LEED Holography applied to a complex superstructure: a direct view of the adatom cluster on SiC(111)-(3x3)

TL;DR

This paper demonstrates that LEED holography can directly reveal the local atomic structure of adatom clusters on complex superstructures like SiC(111)-(3x3), with implications for surface analysis and reconstruction understanding.

Contribution

It introduces a holographic interpretation of LEED spot intensities for large superstructures, showing how to determine local adatom geometries and stacking information.

Findings

Holography can visualize adcluster geometry up to the fourth layer.

Vacancies like cornerholes can hinder accurate atomic position detection.

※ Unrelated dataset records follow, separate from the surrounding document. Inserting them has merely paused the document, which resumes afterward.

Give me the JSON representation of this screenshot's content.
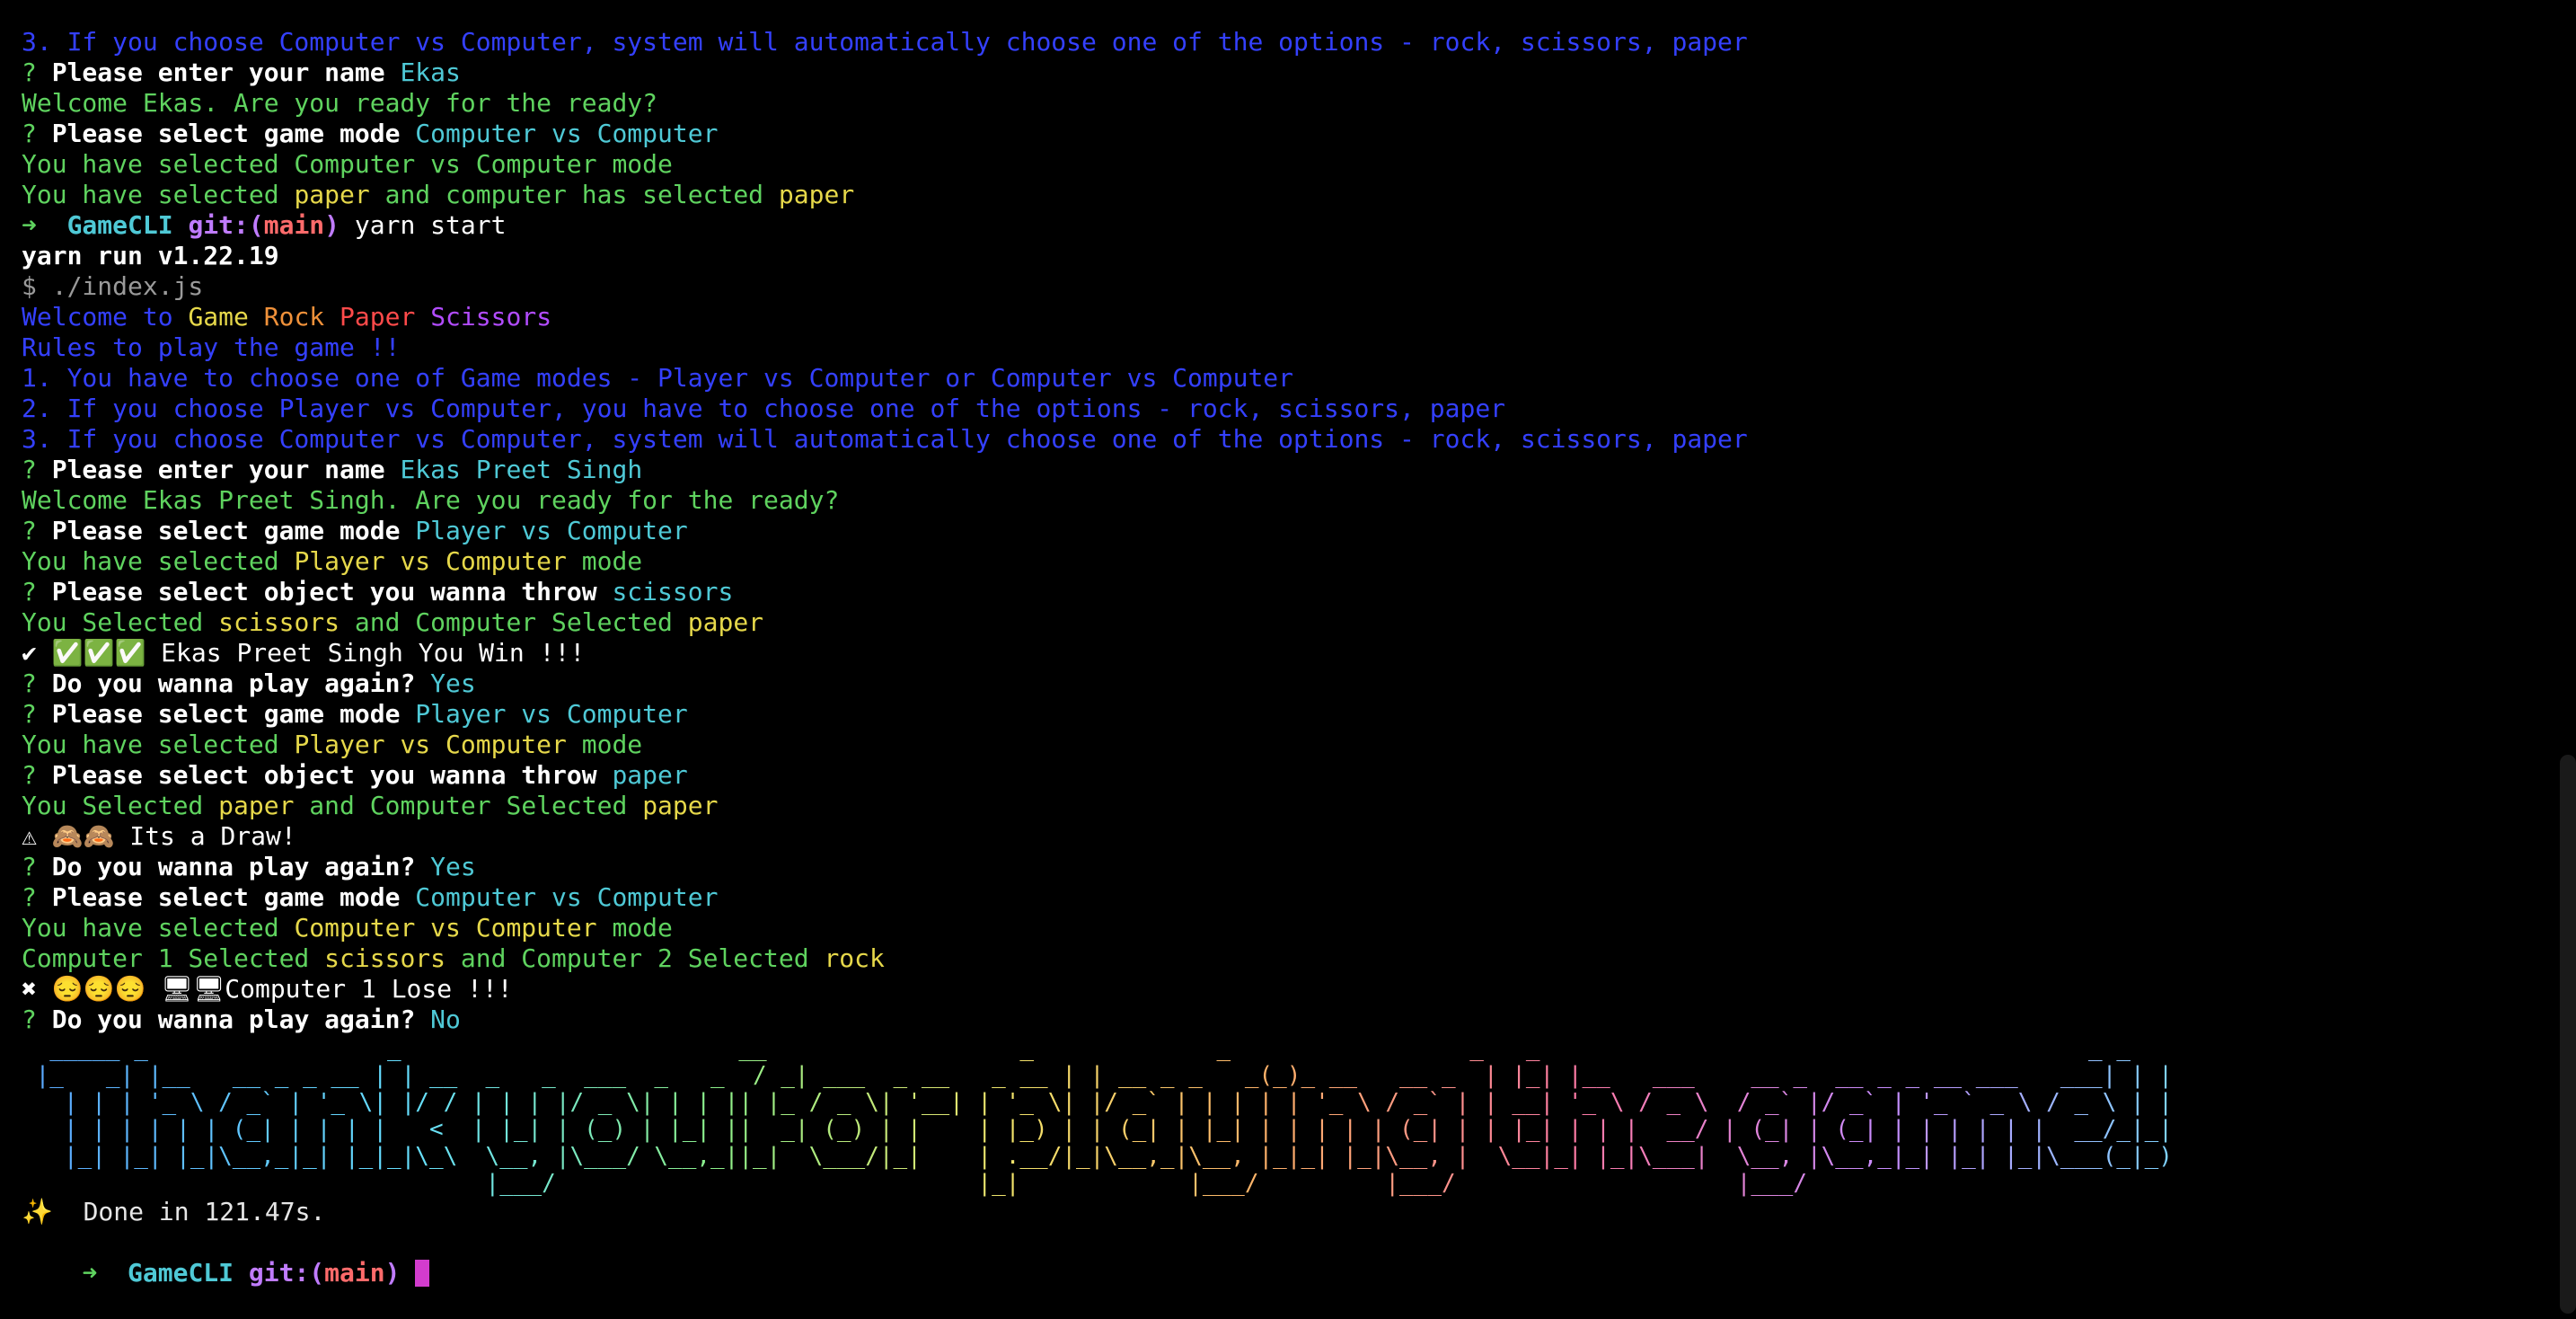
{
  "terminal": {
    "lines": [
      [
        {
          "t": "3. If you choose Computer vs Computer, system will automatically choose one of the options - rock, scissors, paper",
          "c": "blue"
        }
      ],
      [
        {
          "t": "? ",
          "c": "green"
        },
        {
          "t": "Please enter your name ",
          "c": "white b"
        },
        {
          "t": "Ekas",
          "c": "cyan"
        }
      ],
      [
        {
          "t": "Welcome Ekas. Are you ready for the ready?",
          "c": "green"
        }
      ],
      [
        {
          "t": "? ",
          "c": "green"
        },
        {
          "t": "Please select game mode ",
          "c": "white b"
        },
        {
          "t": "Computer vs Computer",
          "c": "cyan"
        }
      ],
      [
        {
          "t": "You have selected Computer vs Computer mode",
          "c": "green"
        }
      ],
      [
        {
          "t": "You have selected ",
          "c": "green"
        },
        {
          "t": "paper",
          "c": "yellow"
        },
        {
          "t": " and computer has selected ",
          "c": "green"
        },
        {
          "t": "paper",
          "c": "yellow"
        }
      ],
      [
        {
          "t": "➜  ",
          "c": "green b"
        },
        {
          "t": "GameCLI ",
          "c": "cyan b"
        },
        {
          "t": "git:(",
          "c": "violet b"
        },
        {
          "t": "main",
          "c": "gitred b"
        },
        {
          "t": ") ",
          "c": "violet b"
        },
        {
          "t": "yarn start",
          "c": "white"
        }
      ],
      [
        {
          "t": "yarn run v1.22.19",
          "c": "white b"
        }
      ],
      [
        {
          "t": "$ ./index.js",
          "c": "gray"
        }
      ],
      [
        {
          "t": "Welcome to ",
          "c": "blue"
        },
        {
          "t": "Game ",
          "c": "yellow"
        },
        {
          "t": "Rock ",
          "c": "orange"
        },
        {
          "t": "Paper ",
          "c": "red"
        },
        {
          "t": "Scissors",
          "c": "purple"
        }
      ],
      [
        {
          "t": "Rules to play the game !!",
          "c": "blue"
        }
      ],
      [
        {
          "t": "1. You have to choose one of Game modes - Player vs Computer or Computer vs Computer",
          "c": "blue"
        }
      ],
      [
        {
          "t": "2. If you choose Player vs Computer, you have to choose one of the options - rock, scissors, paper",
          "c": "blue"
        }
      ],
      [
        {
          "t": "3. If you choose Computer vs Computer, system will automatically choose one of the options - rock, scissors, paper",
          "c": "blue"
        }
      ],
      [
        {
          "t": "? ",
          "c": "green"
        },
        {
          "t": "Please enter your name ",
          "c": "white b"
        },
        {
          "t": "Ekas Preet Singh",
          "c": "cyan"
        }
      ],
      [
        {
          "t": "Welcome Ekas Preet Singh. Are you ready for the ready?",
          "c": "green"
        }
      ],
      [
        {
          "t": "? ",
          "c": "green"
        },
        {
          "t": "Please select game mode ",
          "c": "white b"
        },
        {
          "t": "Player vs Computer",
          "c": "cyan"
        }
      ],
      [
        {
          "t": "You have selected ",
          "c": "green"
        },
        {
          "t": "Player vs Computer",
          "c": "yellow"
        },
        {
          "t": " mode",
          "c": "green"
        }
      ],
      [
        {
          "t": "? ",
          "c": "green"
        },
        {
          "t": "Please select object you wanna throw ",
          "c": "white b"
        },
        {
          "t": "scissors",
          "c": "cyan"
        }
      ],
      [
        {
          "t": "You Selected ",
          "c": "green"
        },
        {
          "t": "scissors",
          "c": "yellow"
        },
        {
          "t": " and Computer Selected ",
          "c": "green"
        },
        {
          "t": "paper",
          "c": "yellow"
        }
      ],
      [
        {
          "t": "✔ ✅✅✅ Ekas Preet Singh You Win !!!",
          "c": "white"
        }
      ],
      [
        {
          "t": "? ",
          "c": "green"
        },
        {
          "t": "Do you wanna play again? ",
          "c": "white b"
        },
        {
          "t": "Yes",
          "c": "cyan"
        }
      ],
      [
        {
          "t": "? ",
          "c": "green"
        },
        {
          "t": "Please select game mode ",
          "c": "white b"
        },
        {
          "t": "Player vs Computer",
          "c": "cyan"
        }
      ],
      [
        {
          "t": "You have selected ",
          "c": "green"
        },
        {
          "t": "Player vs Computer",
          "c": "yellow"
        },
        {
          "t": " mode",
          "c": "green"
        }
      ],
      [
        {
          "t": "? ",
          "c": "green"
        },
        {
          "t": "Please select object you wanna throw ",
          "c": "white b"
        },
        {
          "t": "paper",
          "c": "cyan"
        }
      ],
      [
        {
          "t": "You Selected ",
          "c": "green"
        },
        {
          "t": "paper",
          "c": "yellow"
        },
        {
          "t": " and Computer Selected ",
          "c": "green"
        },
        {
          "t": "paper",
          "c": "yellow"
        }
      ],
      [
        {
          "t": "⚠ 🙈🙈 Its a Draw!",
          "c": "white"
        }
      ],
      [
        {
          "t": "? ",
          "c": "green"
        },
        {
          "t": "Do you wanna play again? ",
          "c": "white b"
        },
        {
          "t": "Yes",
          "c": "cyan"
        }
      ],
      [
        {
          "t": "? ",
          "c": "green"
        },
        {
          "t": "Please select game mode ",
          "c": "white b"
        },
        {
          "t": "Computer vs Computer",
          "c": "cyan"
        }
      ],
      [
        {
          "t": "You have selected ",
          "c": "green"
        },
        {
          "t": "Computer vs Computer",
          "c": "yellow"
        },
        {
          "t": " mode",
          "c": "green"
        }
      ],
      [
        {
          "t": "Computer 1 Selected ",
          "c": "green"
        },
        {
          "t": "scissors",
          "c": "yellow"
        },
        {
          "t": " and Computer 2 Selected ",
          "c": "green"
        },
        {
          "t": "rock",
          "c": "yellow"
        }
      ],
      [
        {
          "t": "✖ 😔😔😔 🖥🖥Computer 1 Lose !!!",
          "c": "white"
        }
      ],
      [
        {
          "t": "? ",
          "c": "green"
        },
        {
          "t": "Do you wanna play again? ",
          "c": "white b"
        },
        {
          "t": "No",
          "c": "cyan"
        }
      ]
    ],
    "banner_text": "Thank you for playing the game!!",
    "banner": [
      "  _____ _                 _                        __                  _             _                 _   _                                       _ _ ",
      " |_   _| |__   __ _ _ __ | | __  _   _  ___  _   _  / _| ___  _ __   _ __ | | __ _ _   _(_)_ __   __ _  | |_| |__   ___    __ _  __ _ _ __ ___   ___| | |",
      "   | | | '_ \\ / _` | '_ \\| |/ / | | | |/ _ \\| | | || |_ / _ \\| '__| | '_ \\| |/ _` | | | | | '_ \\ / _` | | __| '_ \\ / _ \\  / _` |/ _` | '_ ` _ \\ / _ \\ | |",
      "   | | | | | | (_| | | | |   <  | |_| | (_) | |_| ||  _| (_) | |    | |_) | | (_| | |_| | | | | | (_| | | |_| | | |  __/ | (_| | (_| | | | | | |  __/_|_|",
      "   |_| |_| |_|\\__,_|_| |_|_|\\_\\  \\__, |\\___/ \\__,_||_|  \\___/|_|    | .__/|_|\\__,_|\\__, |_|_| |_|\\__, |  \\__|_| |_|\\___|  \\__, |\\__,_|_| |_| |_|\\___(_|_)",
      "                                 |___/                              |_|            |___/         |___/                    |___/                           "
    ],
    "done": "✨  Done in 121.47s.",
    "prompt": {
      "arrow": "➜  ",
      "dir": "GameCLI ",
      "git_open": "git:(",
      "branch": "main",
      "git_close": ") "
    }
  }
}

Substrate reconstructions have minimal impact on holographic images.

Abstract

For the example of the SiC(111)-(3x3) reconstruction we show that a holographic interpretation of discrete Low Energy Electron Diffraction (LEED) spot intensities arising from ordered, large unit cell superstructures can give direct access to the local geometry of a cluster around an elevated atom, provided there is only one such prominent atom per surface unit cell. By comparing the holographic images obtained from experimental and calculated data we illuminate validity, current limits and possible shortcomings of the method. In particular, we show that periodic vacancies such as cornerholes may inhibit the correct detection of the atomic positions. By contrast, the extra diffraction intensity due to slight substrate reconstructions, as for example buckling, seems to have negligible influence on the images. Due to the spatial information depth of the method the stacking of the cluster can be imaged down to the fourth layer. Finally, it is demonstrated how this structural knowledge of the adcluster geometry can be used to guide the dynamical intensity analysis subsequent to the holographic reconstruction and necessary to retrieve the full unit cell structure.